Da Finestra sulla terra, di Un ricercatore in favela
Fa caldo a queste latitudini, bisogna bere molto. Gli esperti consigliano almeno 1,5 litri al giorno. Ma l’acqua, si sa, non sempre soddisfa le voglie del palato e dell’anima. Allora vino, bibite, birre, succhi di frutta, tisane e ogni sorta di bevanda diventano benedette. Per me è facile, vado al supermercato e posso acquistare quello che desidero (o almeno quella parte che è reperibile nei market sierraleonesi), ma solo una piccola percentuale della popolazione locale può fare altrettanto. Il resto, i contadini, gli abitanti dei villaggi, per ragioni economiche e logistico/geografiche non ha accesso a questi canali. Loro però hanno un’altra risorsa, un sapere antico accumulato granello dopo granello nei secoli di vita in sinergia con il proprio ambiente e che li rende abili a ricavare da questo tutto quello che serve. Attraverso la pratica sviluppata e affinata nel corso delle generazioni le comunità rurali hanno sviluppato conoscenze non scientifiche su come far rendere al meglio ciò che si ha a disposizione, quello che la terra offre, ma con misura, senza volerla alterare, permettendone la continua rigenerazione. Una convivenza rispettosa che plasma anche l’identità e la ricchezza del popolo che abita un territorio. Una simbiosi equilibrata e armoniosa scandita dal tempo delle stagioni, governata da pazienza, rispetto e saggezza.

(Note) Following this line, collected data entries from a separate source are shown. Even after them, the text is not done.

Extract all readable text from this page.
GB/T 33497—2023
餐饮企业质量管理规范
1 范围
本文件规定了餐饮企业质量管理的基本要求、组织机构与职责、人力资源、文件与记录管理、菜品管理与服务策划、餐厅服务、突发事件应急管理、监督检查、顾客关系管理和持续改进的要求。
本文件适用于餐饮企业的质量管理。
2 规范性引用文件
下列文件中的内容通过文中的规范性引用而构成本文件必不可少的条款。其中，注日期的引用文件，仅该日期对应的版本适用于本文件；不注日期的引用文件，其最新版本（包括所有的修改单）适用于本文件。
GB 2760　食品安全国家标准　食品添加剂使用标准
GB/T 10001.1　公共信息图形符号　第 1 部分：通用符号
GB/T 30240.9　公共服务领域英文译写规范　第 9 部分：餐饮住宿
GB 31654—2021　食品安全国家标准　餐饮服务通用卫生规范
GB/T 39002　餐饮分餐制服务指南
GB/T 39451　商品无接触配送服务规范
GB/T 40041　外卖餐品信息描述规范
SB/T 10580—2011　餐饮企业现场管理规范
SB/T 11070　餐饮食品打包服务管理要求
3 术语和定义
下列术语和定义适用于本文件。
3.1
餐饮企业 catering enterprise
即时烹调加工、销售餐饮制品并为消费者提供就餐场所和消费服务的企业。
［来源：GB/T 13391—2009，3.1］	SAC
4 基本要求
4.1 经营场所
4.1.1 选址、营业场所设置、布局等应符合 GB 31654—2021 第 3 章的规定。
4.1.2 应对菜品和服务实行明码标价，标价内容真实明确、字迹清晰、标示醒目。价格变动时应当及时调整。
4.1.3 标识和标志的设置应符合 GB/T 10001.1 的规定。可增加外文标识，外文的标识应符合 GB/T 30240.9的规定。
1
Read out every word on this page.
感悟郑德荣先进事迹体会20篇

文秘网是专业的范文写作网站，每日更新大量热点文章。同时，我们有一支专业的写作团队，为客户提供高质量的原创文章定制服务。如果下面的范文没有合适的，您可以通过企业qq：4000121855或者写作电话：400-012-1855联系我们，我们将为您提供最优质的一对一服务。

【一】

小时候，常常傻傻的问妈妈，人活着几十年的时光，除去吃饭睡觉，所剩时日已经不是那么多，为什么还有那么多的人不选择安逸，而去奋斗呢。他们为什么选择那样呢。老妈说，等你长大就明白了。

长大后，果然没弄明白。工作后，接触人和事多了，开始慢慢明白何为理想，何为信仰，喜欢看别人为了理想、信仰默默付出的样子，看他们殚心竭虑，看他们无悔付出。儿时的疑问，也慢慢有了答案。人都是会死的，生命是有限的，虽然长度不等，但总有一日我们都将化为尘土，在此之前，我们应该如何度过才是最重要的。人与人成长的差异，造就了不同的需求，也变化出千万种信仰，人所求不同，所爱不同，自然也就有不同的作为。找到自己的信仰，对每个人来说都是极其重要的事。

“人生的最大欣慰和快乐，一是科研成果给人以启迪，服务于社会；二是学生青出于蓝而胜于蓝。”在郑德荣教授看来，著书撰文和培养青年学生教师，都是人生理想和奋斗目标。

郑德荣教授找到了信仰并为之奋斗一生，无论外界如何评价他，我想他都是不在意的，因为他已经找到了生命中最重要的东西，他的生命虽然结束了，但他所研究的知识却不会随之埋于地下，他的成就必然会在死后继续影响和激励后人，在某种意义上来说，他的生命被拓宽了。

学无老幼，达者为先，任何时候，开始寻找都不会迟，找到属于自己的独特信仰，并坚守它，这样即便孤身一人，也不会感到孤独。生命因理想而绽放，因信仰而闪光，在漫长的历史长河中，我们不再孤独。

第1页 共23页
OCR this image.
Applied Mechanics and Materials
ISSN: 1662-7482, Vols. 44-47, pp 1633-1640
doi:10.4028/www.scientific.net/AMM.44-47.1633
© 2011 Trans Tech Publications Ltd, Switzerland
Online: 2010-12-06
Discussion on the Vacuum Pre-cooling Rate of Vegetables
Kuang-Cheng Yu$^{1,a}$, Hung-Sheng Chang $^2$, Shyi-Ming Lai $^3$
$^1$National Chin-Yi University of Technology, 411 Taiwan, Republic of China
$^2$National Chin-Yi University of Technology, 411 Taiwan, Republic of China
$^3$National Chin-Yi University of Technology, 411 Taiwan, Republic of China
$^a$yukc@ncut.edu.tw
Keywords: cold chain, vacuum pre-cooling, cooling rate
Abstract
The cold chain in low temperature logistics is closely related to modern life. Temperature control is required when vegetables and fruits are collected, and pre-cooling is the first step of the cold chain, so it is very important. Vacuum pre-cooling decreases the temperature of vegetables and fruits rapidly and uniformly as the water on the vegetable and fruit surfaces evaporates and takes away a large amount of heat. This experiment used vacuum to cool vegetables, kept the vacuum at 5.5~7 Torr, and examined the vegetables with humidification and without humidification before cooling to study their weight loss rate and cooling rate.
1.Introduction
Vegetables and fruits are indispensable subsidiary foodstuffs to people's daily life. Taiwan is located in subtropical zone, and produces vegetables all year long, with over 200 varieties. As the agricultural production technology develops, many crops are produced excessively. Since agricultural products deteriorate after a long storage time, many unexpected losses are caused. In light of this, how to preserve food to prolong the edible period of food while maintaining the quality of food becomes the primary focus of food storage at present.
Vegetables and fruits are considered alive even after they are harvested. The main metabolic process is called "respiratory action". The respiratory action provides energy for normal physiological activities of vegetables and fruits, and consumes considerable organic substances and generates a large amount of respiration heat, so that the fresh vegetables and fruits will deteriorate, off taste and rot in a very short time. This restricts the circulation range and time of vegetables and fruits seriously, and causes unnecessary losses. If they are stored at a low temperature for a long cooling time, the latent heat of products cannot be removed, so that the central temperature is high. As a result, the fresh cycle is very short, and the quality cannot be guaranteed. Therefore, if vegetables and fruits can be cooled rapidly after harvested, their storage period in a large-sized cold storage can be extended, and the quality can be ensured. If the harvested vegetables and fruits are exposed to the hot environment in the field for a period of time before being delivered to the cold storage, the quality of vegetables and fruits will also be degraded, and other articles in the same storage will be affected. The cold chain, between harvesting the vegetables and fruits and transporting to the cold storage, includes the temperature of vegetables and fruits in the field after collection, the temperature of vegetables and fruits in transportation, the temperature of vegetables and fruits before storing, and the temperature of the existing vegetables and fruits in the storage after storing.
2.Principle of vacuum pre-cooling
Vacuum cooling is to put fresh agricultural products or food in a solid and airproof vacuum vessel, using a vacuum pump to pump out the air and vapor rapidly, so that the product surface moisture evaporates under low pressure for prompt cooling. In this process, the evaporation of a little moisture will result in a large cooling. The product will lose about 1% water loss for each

Come esempio, la finestra oggi propone un fotoracconto di alcuni “distributori di bevande” che la terra offre ai contadini della Sierra Leone.
Capita spesso, girando per le aree rurali, di trovare taniche appese ad alcune varietà di palma.
È facile essere tratti in inganno, ma non si tratta di incivili che vogliono sbarazzarsi sbrigativamente della spazzatura. È invece il metodo locale per procurarsi il pojo, il vino di palma. L’albero assomiglia a un “distributore automatico”, anziché inserire la moneta si fa una piccola incisione sulla corteccia, appena sotto la chioma della pianta, e si estrae il prezioso liquido che viene raccolto nella tanica.
In realtà non è così semplice, anzi serve una certa maestria, l’arte del contadino.
Ma il risultato ripaga dello sforzo, anima la convivialità e inebria le serate!
Per chi è astemio e non regge l’alcool non c’è problema, il sapere contadino ha una soluzione per tutto e il menù offre diverse “bibite” non alcoliche. Una delle più gustose e particolari è il succo di anacardo.
Anche in questo caso si tratta di un brevetto dei contadini, i veri custodi della ricetta. Questa galleria fotografica permette di esplorarla (occhio alle didascalie).

Ora il banchetto è pronto: il corpo può essere dissetato, l’anima e il palato soddisfatti (l’acqua da sola, come si sa, non sempre vi riesce). Cin cin, alla salute!